Trudeau Announces First Housing Accelerator Fund Deal With London, Ontario
New homes are constructed in Ottawa on Aug. 14, 2023. (The Canadian Press/Sean Kilpatrick)

The Liberal government announced a $74 million deal with the Ontario city of London to expedite the development of more than 2,000 housing units over the next three years.

“I want to challenge other mayors right across the country to step up with their proposals so we can get building more homes, increasing supply and lowering the prices for families,” Prime Minister Justin Trudeau said from London on Sept. 13.

The $4 billion Housing Accelerator Fund was funded in Budget 2022 and launched in March. It aims to cut through red tape with as-of-right zoning for high-density housing along transit lines and ameliorate permitting processes. London’s plan also earmarked city-owned lands for additional development.

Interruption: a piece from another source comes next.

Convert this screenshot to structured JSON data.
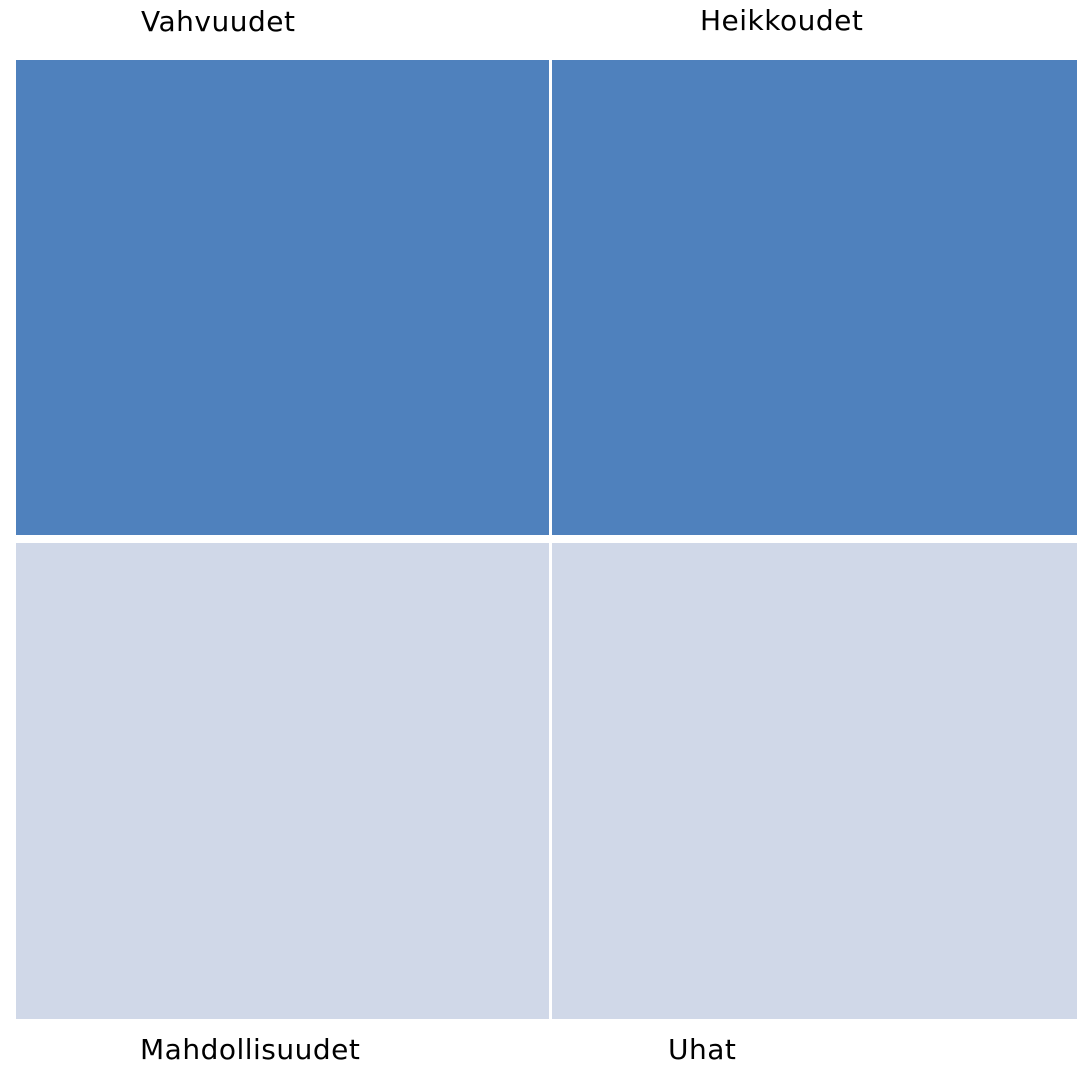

The government says it is focused on increasing supply to rectify the housing crisis, and the Housing Accelerator Fund will create 100,000 affordable homes through similar deals with municipalities across the country.

The fund also aims to build duplexes, triplexes, and other smaller multifamily dwellings.

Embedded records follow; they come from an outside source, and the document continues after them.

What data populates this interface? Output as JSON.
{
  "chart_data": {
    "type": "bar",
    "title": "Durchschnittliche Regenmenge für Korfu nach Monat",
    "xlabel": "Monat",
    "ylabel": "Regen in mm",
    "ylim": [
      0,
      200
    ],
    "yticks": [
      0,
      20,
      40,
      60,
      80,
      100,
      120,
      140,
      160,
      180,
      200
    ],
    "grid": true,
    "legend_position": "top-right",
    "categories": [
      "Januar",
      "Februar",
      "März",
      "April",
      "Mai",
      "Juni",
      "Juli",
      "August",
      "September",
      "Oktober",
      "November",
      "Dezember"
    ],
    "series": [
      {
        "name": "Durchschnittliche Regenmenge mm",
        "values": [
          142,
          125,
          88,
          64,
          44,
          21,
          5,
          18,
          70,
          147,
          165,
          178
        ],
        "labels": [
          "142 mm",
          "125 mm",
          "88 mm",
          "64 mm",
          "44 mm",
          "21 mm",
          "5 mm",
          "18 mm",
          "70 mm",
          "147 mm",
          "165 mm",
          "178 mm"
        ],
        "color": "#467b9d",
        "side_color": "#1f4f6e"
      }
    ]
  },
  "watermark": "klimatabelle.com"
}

“We need to build more homes faster here in London, but also right across the country, because we’re facing a shortage of housing right now, and that’s why prices of homes have become far too high,” Mr. Trudeau said.

“It’s not fair to young people who feel like cities are turning their backs on them. When housing is that expensive, young people feel like cities don’t want them. They feel like they can’t succeed. But if young people can’t succeed in our cities, then where can they succeed?”

Asked by The Epoch Times how many municipalities have applied for funding through the Housing Accelerator Fund, the Canada Mortgage and Housing Corporation (CMHC) wouldn’t provide figures, but said participation has been high across the country.

The fund application window is officially closed, but certain communities with scarcer resources have been granted an extension until Sept. 29.

Housing Minister Sean Fraser was also on hand and said the government would look for ways to reduce builders’ financial burdens, and even teased a more cost-effective way of building homes.

“We will be looking for ways to boost the productive capacity through training, through immigration, and through innovation by having more homes built in factories, among other things,” he said.

Pressed several times by reporters about his housing strategy, Mr. Trudeau talked about the importance of collaboration between all orders of government, the private and public sectors, and nonprofits.

The Sept. 13 press conference began with remarks from London West MP Arielle Kayabaga, a 32-year-old single mother who, days earlier, said she could not afford a home on her parliamentary salary.

According to CMHC, Canada will need 3.5 million new homes by 2030 in order to make them affordable.